Clock Workers

I woke up and there was a crew of workers in my bedroom, cleaning and fixing and dismantling everything. One of them had taken the light bulb out of the bedside lamp. He was wearing black gloves, and he held the light bulb by the base in one hand while he used a feather duster to lightly dust it with the other. He held it up, contemplating its inner filament as though the bulb contained a miniature world of industry waiting to be illuminated. Another man had taken the back off of the alarm clock, and he was studying the gears inside with an eyepiece and poking at its inner mechanisms with a set of picks and tweezers designed for small, delicate work.

Across the room, by the window, there were two other men. One of them sat on the edge of the bed in front of a cart with a carousel slide projector on it, holding the trigger that advanced the slides, and the other stared out the window at the view, scratching his chin and thinking. Every time the man working the slide projector clicked the trigger, the scene outside the window would change. Summer, spring, fall. Mountains and pastures and rainy city streets. And the man at the window took his time considering each one. The thing he seemed to find the most important was how thoughtful the light cast back through the window from each scene made him look. He would draw himself up in various poses and attitudes, and when these failed to satisfy him, he would gesture to the man at the projector to advance to the next slide.
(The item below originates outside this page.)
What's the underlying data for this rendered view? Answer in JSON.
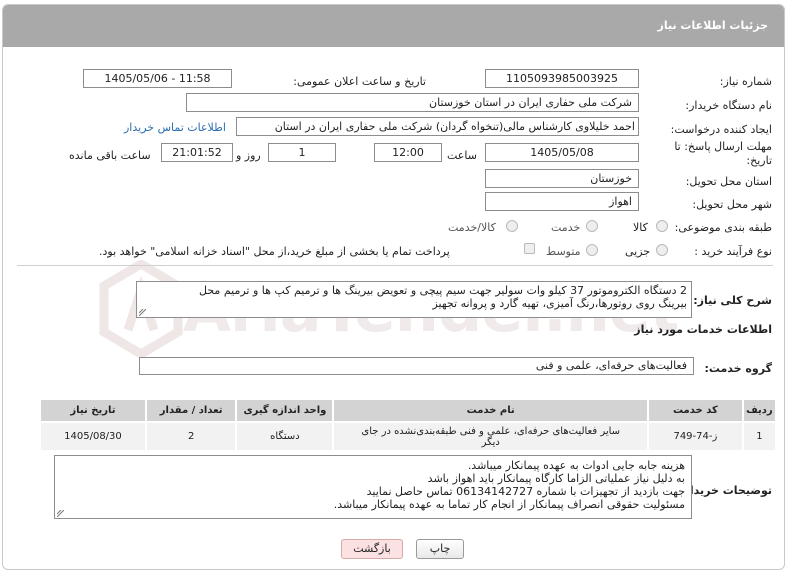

None of them had noticed yet that I had woken up, and when I yelled, “Hey!” they all stopped and looked at me. “You don’t need to do any of this. It’s fine,” I told them. They all looked at one another, knowing smirks spreading across their faces. They kept nodding to each other and repeating what I had said, “You don’t need to do any of this. It’s fine,” as though this were a source of sly amusement that I couldn’t comprehend. Finally another worker came forward, one that I hadn’t noticed before in the room. He swapped out the pillows that lay behind me against the headboard and replaced them with fresh ones. Then he placed his hand on my shoulder and eased me back down onto the bed, shushing me as I drifted back. This had the intended effect, and I got very tired, and I faded back off to sleep before I even felt my head come to rest against the pillows.